Bambi led the way, with a sigh of relief. If she could only get through with it, and get the happy family out of the way! Jarvis must be punished for bad behaviour, and she set herself to the task at once. She turned her attention wholly upon Mr. Strong. She laughed and shined her eyes at him, referring to the dear, old days in the most shameless manner. She fairly caressed him with her voice, and his devotion capped her own.

The Professor ate his lunch oblivious to the comedy, but Jarvis scarcely touched his.
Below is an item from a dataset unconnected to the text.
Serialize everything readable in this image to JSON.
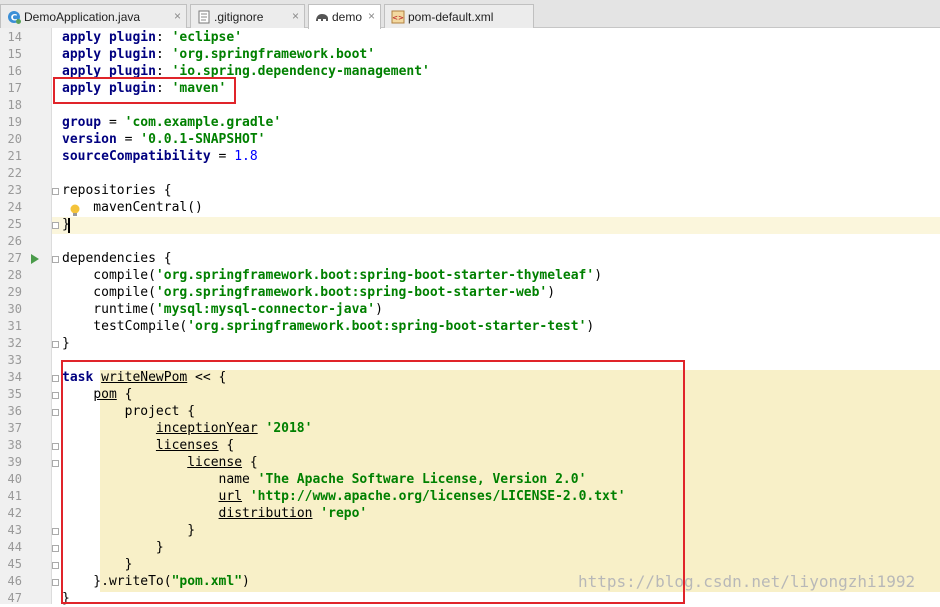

Some new, painful thing was at work in him. He resented it every time this man looked at Bambi. He wanted to knock him down, and order her off to her room. Most of all, he was furious with himself for caring. He had the same instinct which possessed him in New York when he rushed to the club to sweep her out of his life, and so save himself. He determined to leave the moment luncheon was over. She must never know what a bad hour she had given him. Poor, ostrich Jarvis, with his head in the sands!

The luncheon was one of the most amusing events in Richard Strong’s experience, and as for Bambi, she was at her best. She enjoyed herself utterly, until coffee put a period to Act Two.